Phil Earle a su créer une palette de héros terriblement attachants. Certes, c'est loin d'être gagner pour Joseph qui est en rébellion contre le monde entier; colérique et impulsif, il faut faire preuve de patience pour apprivoiser cet enfant sauvage dont le passif explique le comportement. Miss Farrelly m'a particulièrement touchée : malgré son acte noble de recueillir Joseph, elle est fière, parfois dure et n'a pas du tout l'image d'une douce bienfaitrice. Néanmoins, elle est forte, indépendante et courageuse. Pour égayer ces deux aigris, il y a Syd, la voisine et camarade de classe. Et bien sûr, Adonis, le gorille.
Le risque, lorsqu'on a affaire à une amitié enfant/animal sauvage en jeunesse, c'est de tomber sur une relation idyllique avec une bête excessivement sociable. Il est appréciable de constater que ce n'est pas le cas ici. Même si Adonis peut interagir avec les autres, il n'en reste pas moins excessivement dangereux. Il n'est pas aussi présent que le laissent présager la couverture et le résumé. Cependant, il en impose à chaque apparition et fait naître une foule d'émotions chez les lecteurs.
Les héros, Adonis inclus, ont tous vécu quelque chose de difficile. J'ai été agréablement surprise de trouver dans ce roman historique une grande place pour évoquer la dyslexie, bien qu'elle ne soit jamais explicitement nommée. Si aujourd'hui elle est reconnue et facilement décelable, ce n'était pas le cas dans les années 40 et elle plonge la personne qui en est atteinte dans la détresse la plus totale : isolée et incomprise.
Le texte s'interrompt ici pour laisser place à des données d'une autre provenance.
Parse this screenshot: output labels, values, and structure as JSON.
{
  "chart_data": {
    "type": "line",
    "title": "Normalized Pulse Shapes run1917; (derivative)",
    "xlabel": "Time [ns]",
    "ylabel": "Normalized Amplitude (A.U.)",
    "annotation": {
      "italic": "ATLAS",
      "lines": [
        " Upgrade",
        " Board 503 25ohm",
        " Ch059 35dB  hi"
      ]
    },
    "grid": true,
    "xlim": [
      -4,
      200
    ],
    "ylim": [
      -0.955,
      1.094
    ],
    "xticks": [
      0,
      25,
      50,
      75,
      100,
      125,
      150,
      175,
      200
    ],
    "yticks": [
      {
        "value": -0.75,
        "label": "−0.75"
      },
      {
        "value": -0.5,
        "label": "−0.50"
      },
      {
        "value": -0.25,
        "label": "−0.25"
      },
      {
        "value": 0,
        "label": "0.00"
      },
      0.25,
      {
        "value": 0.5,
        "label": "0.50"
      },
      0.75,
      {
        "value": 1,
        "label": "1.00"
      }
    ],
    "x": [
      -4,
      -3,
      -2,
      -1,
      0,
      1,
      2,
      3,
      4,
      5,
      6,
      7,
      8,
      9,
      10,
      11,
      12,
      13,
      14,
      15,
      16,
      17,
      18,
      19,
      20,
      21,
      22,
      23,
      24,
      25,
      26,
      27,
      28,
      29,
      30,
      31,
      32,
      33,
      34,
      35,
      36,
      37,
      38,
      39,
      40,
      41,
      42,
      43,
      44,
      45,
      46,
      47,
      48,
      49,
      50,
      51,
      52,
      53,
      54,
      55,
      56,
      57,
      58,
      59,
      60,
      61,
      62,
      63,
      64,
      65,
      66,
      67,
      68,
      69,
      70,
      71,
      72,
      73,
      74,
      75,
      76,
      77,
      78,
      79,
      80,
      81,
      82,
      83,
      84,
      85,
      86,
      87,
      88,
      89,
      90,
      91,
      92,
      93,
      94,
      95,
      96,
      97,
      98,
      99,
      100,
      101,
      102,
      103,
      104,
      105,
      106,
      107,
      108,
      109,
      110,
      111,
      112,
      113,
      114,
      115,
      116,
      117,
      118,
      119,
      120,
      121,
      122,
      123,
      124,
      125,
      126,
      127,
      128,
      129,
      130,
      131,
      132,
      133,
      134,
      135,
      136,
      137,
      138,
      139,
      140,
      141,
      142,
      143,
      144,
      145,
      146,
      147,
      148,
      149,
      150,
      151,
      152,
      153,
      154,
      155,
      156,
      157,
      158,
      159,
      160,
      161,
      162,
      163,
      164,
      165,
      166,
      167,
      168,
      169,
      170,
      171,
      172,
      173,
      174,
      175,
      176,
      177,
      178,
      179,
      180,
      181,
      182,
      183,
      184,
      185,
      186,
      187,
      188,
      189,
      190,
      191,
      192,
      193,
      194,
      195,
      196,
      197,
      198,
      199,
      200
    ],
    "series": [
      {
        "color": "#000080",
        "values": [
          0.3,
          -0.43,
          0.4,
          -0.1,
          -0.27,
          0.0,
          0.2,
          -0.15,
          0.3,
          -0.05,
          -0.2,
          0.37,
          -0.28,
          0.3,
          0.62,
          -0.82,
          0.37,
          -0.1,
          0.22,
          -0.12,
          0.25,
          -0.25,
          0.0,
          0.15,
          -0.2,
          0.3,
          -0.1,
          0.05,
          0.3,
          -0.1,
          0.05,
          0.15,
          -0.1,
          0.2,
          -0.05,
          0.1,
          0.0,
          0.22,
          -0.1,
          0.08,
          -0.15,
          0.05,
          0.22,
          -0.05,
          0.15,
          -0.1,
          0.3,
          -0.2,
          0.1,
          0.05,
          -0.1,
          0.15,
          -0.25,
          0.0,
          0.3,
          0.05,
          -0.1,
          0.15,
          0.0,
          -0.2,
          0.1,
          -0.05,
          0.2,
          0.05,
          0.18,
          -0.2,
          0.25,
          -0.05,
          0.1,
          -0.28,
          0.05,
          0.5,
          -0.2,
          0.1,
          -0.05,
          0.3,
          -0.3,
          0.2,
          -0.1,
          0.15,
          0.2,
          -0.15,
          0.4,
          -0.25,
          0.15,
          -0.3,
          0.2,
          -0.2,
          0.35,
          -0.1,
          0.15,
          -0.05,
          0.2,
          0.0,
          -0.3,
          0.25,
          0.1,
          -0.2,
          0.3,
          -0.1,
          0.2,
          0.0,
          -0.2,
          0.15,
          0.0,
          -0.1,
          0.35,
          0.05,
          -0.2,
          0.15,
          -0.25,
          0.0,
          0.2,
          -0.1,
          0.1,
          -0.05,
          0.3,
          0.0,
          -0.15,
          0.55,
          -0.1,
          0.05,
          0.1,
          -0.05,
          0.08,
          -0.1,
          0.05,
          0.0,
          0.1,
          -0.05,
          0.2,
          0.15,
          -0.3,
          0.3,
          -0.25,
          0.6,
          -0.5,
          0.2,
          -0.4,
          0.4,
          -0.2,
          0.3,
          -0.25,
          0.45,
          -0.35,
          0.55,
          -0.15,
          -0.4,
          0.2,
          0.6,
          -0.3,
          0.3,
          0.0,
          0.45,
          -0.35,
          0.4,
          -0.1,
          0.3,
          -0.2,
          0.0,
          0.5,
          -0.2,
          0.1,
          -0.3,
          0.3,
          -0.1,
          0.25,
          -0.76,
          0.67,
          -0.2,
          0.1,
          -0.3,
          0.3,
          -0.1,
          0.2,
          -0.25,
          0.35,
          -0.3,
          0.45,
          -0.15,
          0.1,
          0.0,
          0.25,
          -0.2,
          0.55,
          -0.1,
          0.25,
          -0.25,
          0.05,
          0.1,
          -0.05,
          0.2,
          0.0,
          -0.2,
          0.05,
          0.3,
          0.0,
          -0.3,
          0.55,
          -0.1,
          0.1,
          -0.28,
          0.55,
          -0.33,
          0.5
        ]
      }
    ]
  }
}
Mais la plus grande coupable de la détresse des personnages, c'est la guerre. Aucune scène de sang ou de violence n'est à notifier; on constate juste les ravages qu'elle laisse derrière elle… A l'instar du Réseau Phénix de
Peggy Boudeville, je trouve qu'on est face à un roman jeunesse qui prend le parti de ne pas édulcorer la réalité de la Seconde Guerre mondiale : les soldats qui partent au front et qui souvent ne reviennent pas, les civils qui vivent généralement dans une grande misère et qui ne sont pas épargnés par la mort non plus, etc. Au travers des déboires de Joseph, c'est un livre qui nous apprend plein de choses sur cette époque sombre, surtout quand on sait qu'il est inspiré d'une histoire vraie.
Je préfère en dire le moins possible sur le contenu des péripéties dans les chroniques que je vous fais : cette fois, je préfère préciser tout de même pour les jeunes lecteurs que l'histoire n'a pas de happy end. Attention donc aux âmes sensibles.
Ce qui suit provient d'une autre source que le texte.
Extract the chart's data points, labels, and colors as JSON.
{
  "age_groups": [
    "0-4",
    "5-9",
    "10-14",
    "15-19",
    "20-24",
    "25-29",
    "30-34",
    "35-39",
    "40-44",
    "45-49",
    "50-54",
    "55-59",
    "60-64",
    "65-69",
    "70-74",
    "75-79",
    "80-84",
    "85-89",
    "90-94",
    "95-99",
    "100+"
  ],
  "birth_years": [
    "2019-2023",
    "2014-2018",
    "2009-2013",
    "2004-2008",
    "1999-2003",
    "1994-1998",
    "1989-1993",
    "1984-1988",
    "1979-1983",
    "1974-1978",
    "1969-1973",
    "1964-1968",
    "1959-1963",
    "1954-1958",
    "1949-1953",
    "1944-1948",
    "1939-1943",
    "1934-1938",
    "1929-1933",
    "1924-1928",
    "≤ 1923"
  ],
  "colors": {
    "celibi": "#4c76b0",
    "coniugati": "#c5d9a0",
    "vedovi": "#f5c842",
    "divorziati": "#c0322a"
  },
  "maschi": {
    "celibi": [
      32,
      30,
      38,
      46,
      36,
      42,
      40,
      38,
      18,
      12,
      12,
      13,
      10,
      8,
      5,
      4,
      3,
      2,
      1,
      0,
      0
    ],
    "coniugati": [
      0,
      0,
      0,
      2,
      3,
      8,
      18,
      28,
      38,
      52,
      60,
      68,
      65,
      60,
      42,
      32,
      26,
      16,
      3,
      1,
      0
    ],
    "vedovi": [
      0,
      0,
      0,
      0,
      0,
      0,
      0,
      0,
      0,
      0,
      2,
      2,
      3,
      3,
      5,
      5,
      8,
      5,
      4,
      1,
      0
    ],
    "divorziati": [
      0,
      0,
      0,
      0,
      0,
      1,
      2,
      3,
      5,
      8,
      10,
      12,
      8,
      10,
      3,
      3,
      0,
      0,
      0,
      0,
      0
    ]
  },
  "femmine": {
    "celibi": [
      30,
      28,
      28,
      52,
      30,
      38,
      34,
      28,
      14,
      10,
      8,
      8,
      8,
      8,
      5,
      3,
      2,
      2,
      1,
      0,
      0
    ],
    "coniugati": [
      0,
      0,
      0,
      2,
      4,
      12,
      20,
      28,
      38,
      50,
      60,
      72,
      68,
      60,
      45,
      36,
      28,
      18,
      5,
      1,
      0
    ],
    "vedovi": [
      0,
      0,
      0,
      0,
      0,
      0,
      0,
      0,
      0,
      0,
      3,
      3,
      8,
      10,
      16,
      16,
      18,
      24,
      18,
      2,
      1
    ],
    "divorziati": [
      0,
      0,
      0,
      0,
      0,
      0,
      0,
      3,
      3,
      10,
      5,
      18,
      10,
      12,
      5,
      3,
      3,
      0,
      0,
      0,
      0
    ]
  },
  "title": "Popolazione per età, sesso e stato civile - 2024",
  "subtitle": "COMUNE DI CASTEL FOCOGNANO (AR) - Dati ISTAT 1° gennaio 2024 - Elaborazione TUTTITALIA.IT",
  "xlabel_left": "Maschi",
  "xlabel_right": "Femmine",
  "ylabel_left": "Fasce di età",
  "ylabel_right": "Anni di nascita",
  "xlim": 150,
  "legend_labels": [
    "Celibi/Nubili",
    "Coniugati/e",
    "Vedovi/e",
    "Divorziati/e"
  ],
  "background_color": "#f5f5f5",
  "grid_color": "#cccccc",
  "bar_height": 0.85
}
Quand le ciel gronde fait partie de ces lectures qui laissent une marque indélébile dans le coeur de ceux qui l'ont lu. Les héros nous touchent par leur côté profondément humain, si bien qu'il est impossible de ne pas s'émouvoir face à leur histoire. Merci à
Phil Earle pour ce splendide récit et aux éditions Auzou d'en avoir fait la retranscription.